Women's Academics
The University of Chicago opened in the fall of 1892 with nine women faculty members, including librarian Zella Allen Dixon, Julia Bulkley in Pedagogy, and Martha Foote Crow in English. Early graduate students like Madeleine Wallin (PhM 1893), a graduate of Smith, and instructors such as Elizabeth Wallace, a graduate of Wellesley, came to Chicago to take advantage of the new University's resources.
Dean Talbot fostered a supportive environment for these women scholars. She organized monthly meetings for the women graduate students so they could socialize outside of their own departments, share their research, and discuss "general problems" in women's education. She encouraged her undergraduate charges to pursue their studies with the same rigor that their male classmates exhibited. And she insisted as early as 1892 that "the presence of women should never mean the lowering of any standards, intellectual or social."

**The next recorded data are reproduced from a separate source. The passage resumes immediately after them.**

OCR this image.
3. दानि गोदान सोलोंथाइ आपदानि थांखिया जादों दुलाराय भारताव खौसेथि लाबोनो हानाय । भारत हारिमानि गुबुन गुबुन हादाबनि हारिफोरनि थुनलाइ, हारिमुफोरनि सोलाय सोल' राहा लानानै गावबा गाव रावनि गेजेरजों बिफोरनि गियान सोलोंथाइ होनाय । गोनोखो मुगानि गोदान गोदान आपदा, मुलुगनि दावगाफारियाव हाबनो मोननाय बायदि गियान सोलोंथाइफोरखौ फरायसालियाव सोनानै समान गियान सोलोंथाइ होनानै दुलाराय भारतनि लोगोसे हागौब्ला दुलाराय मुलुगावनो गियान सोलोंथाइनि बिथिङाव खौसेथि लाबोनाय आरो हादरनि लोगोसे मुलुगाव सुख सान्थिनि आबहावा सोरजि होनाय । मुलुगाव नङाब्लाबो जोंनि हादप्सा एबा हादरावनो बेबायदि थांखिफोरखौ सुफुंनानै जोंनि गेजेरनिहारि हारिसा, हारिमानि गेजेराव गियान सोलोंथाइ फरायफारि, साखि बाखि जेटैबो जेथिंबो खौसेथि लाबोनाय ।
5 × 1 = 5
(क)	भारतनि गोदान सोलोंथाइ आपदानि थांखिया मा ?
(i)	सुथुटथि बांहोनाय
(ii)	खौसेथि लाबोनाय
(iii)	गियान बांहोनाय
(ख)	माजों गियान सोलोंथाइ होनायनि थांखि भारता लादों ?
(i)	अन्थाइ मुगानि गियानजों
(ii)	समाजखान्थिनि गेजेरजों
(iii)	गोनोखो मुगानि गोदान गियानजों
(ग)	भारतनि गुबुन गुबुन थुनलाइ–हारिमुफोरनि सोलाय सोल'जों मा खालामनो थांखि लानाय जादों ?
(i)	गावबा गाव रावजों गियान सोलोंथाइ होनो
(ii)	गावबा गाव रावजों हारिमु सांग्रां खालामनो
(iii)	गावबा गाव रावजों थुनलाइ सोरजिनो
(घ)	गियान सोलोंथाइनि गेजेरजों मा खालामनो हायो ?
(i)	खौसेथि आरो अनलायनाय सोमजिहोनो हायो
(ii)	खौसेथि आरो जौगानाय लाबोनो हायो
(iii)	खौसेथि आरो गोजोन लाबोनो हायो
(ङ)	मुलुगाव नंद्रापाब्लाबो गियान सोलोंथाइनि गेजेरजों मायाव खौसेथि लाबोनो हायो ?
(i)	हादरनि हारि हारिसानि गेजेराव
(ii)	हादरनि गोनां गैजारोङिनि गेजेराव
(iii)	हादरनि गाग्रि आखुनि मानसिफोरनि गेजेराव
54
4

In the 1920s, University trustee Harold Swift suggested that President Ernest Burton pay special attention to the post-graduate careers of Chicago's women alumnae. "Our first principle," Swift wrote on the eve of Marion Talbot's retirement in 1925, "should be to bring, if feasible, three or four quite capable women to our Faculty and if they are alumnae, so much the better." A year earlier, Talbot, along with Professors Edith Foster Flint (English) and Elizabeth Wallace (French Literature) had urged the President and Board of Trustees to pay greater attention to female voices within the University. The conditions they noted-no women trustees; few women faculty and difficulty in promoting them; low numbers of fellowships for women graduate students, and a lack of public roles for women such as guest lecturers or honorary degree recipients-would remain largely uncorrected for more than a generation.
Other gains during this decade were more promising: one of the first African-American woman to earn a doctorate in the United States, Georgiana Simpson (AB 1911, AM 1920), completed her studies at the University of Chicago in 1921.